By examining historical and contemporary cases (1918 H1N1, 1957 H2N2, 1968 H3N2, 2009 H1N1pdm, H5N1, H7N9), we illustrated how a dynamic naming system could have provided clearer guidance and reduced confusion. In particular, labeling viruses as “-Human”, “-Avian”, “-Swine”, etc., at appropriate junctures would have signaled the shifting risk profiles of those viruses. The proposed system is not meant to replace detailed scientific classification, but rather to augment it for public health purposes – marrying the genomic era’s insights with real-world epidemiology in the very naming of the virus.

Key benefits of this approach include improved public communication (names that inform rather than mislead), enhanced international transparency (no country or region is unfairly tied to a virus’s identity), and potentially faster mobilization for vaccine development and control measures (since the name itself can act as a call to action when it changes). The case studies of H1N1pdm09, H5N1, and H7N9 show that the framework is applicable to both rapid-onset pandemics and smoldering, persistent zoonotic threats.

We have also outlined how to implement this naming system within the existing global public health infrastructure. Success will depend on strong One Health surveillance, clear criteria for transmission thresholds (e.g., R0 > 1 in a new host), and close cooperation between organizations like WHO, WOAH, and FAO, as well as national authorities. Importantly, the scientific community must build consensus on this paradigm shift so that virologists and epidemiologists speak with one voice when recommending a naming update. Early buy-in and pre-established protocols (ideally agreed upon before the next crisis) will make it easier to execute name changes in the heat of an outbreak.
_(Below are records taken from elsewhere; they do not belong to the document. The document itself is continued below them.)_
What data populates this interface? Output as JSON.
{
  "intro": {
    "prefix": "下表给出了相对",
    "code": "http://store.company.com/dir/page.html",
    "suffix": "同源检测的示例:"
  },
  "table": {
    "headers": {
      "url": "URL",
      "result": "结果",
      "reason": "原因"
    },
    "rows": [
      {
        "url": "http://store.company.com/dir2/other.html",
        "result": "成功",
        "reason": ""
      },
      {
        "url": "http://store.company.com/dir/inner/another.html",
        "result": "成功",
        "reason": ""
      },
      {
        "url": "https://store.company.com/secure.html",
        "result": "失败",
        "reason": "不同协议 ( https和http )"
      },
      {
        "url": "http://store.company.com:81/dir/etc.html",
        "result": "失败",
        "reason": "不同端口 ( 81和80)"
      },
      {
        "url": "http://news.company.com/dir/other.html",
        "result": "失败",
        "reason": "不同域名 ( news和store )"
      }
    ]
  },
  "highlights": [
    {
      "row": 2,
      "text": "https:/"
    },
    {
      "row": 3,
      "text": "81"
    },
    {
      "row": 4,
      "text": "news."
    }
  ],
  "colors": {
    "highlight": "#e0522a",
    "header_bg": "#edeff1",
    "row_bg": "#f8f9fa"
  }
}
There will undoubtedly be challenges. Deciding exactly when a virus has “sustained” transmission can be contentious if data are limited. We must be cautious to avoid premature or overly frequent changes that could sow confusion. The system should be flexible but with a bias toward stability until a true shift is evident. It will also be important to continuously evaluate the impact of any new nomenclature on public understanding – does it truly reduce misperceptions? Ongoing risk communication research will be valuable after introducing such a scheme.

In conclusion, a transmission-based nomenclature for influenza is a logical evolution in the way we talk about and classify these viruses, reflecting a parallel evolution in our scientific understanding of them. What we call a virus is not merely a technical detail; it can influence preparedness, public fear or complacency, economic decisions, and international relations. Getting the name right means getting a head start on the response. As we stand in an era of rapid information and misinformation, having clear, informative, and adaptable names for pandemic threats is increasingly critical. We recommend that global health authorities pilot this nomenclature for upcoming influenza virus variants of concern and incorporate it into pandemic planning exercises. The next time an influenza virus emerges from nature with the potential to ignite a pandemic, a name that encapsulates its transmission dynamics could help the world recognize the danger for what it is – and respond with unity and clarity.